Here's a look at the Leaf on the road: There's more to the Leaf than just another car introduction. In other words, it's not just a car, it's a process. The Alliance is alone among major carmakers in also delving into the wide world of EV charging networks. Beginning in late 2010, the Leaf will be available in Japan, Europe and the U.S. (eventually in China, too) in those markets where the company has charging deals. In the U.S., these include the states of both Oregon and Tennessee, San Diego and the Bay Area in California, Seattle, Phoenix and Tucson, Washington, D.C. and Raleigh, North Carolina.
According to Mark Perry, a Nissan director of product planning, California already has 4,500 EV charging stations that need to be updated to the new global standard. And big-box stores, parking garages and fast-food retailers--such as a McDonald's outlet in Cary, North Carolina, are already being wired (as are eco-hotels, such as the Starwood Element Lexington in Massachusetts).

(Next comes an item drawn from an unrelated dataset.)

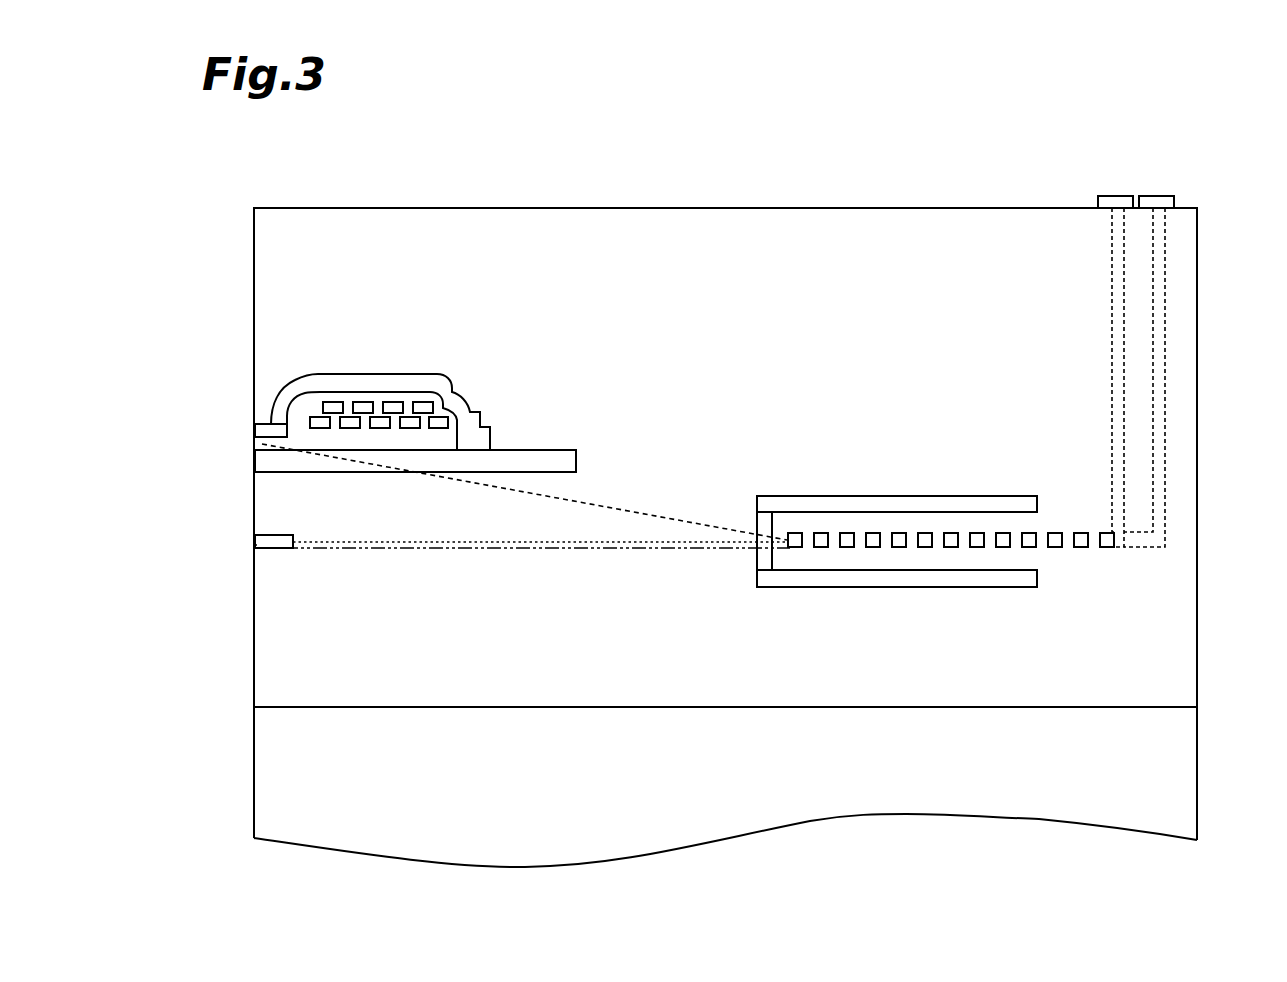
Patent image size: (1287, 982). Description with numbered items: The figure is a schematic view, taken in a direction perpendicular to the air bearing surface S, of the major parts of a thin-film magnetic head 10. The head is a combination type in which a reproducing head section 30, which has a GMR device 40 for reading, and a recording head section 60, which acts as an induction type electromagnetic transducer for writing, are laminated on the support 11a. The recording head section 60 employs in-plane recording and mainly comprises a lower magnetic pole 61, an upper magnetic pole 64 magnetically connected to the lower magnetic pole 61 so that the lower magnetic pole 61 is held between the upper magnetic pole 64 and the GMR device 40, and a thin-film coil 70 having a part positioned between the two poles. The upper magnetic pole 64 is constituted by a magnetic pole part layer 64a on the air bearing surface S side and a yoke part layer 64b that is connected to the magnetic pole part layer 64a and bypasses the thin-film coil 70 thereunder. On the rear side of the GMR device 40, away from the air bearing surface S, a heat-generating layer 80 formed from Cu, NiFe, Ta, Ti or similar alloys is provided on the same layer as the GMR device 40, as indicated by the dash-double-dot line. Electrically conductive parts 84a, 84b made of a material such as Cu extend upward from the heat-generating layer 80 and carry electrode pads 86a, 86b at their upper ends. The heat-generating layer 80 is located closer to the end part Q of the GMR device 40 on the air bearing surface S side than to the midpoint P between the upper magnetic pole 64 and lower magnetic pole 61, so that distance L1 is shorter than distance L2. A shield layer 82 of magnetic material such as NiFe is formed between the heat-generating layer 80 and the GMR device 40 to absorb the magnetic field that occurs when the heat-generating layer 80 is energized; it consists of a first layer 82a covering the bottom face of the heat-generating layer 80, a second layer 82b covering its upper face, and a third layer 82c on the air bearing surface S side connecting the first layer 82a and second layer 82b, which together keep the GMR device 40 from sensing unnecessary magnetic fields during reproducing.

The car will be either leased or sold, but no pricing is yet available. Mr. Perry said that its Leaf will be well equipped, with navigation and remote features--such as pre-heat and cooling--that can be operated from a cell phone or computer. Owners will also be able to see their state of charge, and use a timer to start the charging process at, say, 11 p.m. That will be particularly advantageous if utilities lower their rates at night. "Some of our utility partners say they want to do that," Mr. Perry said.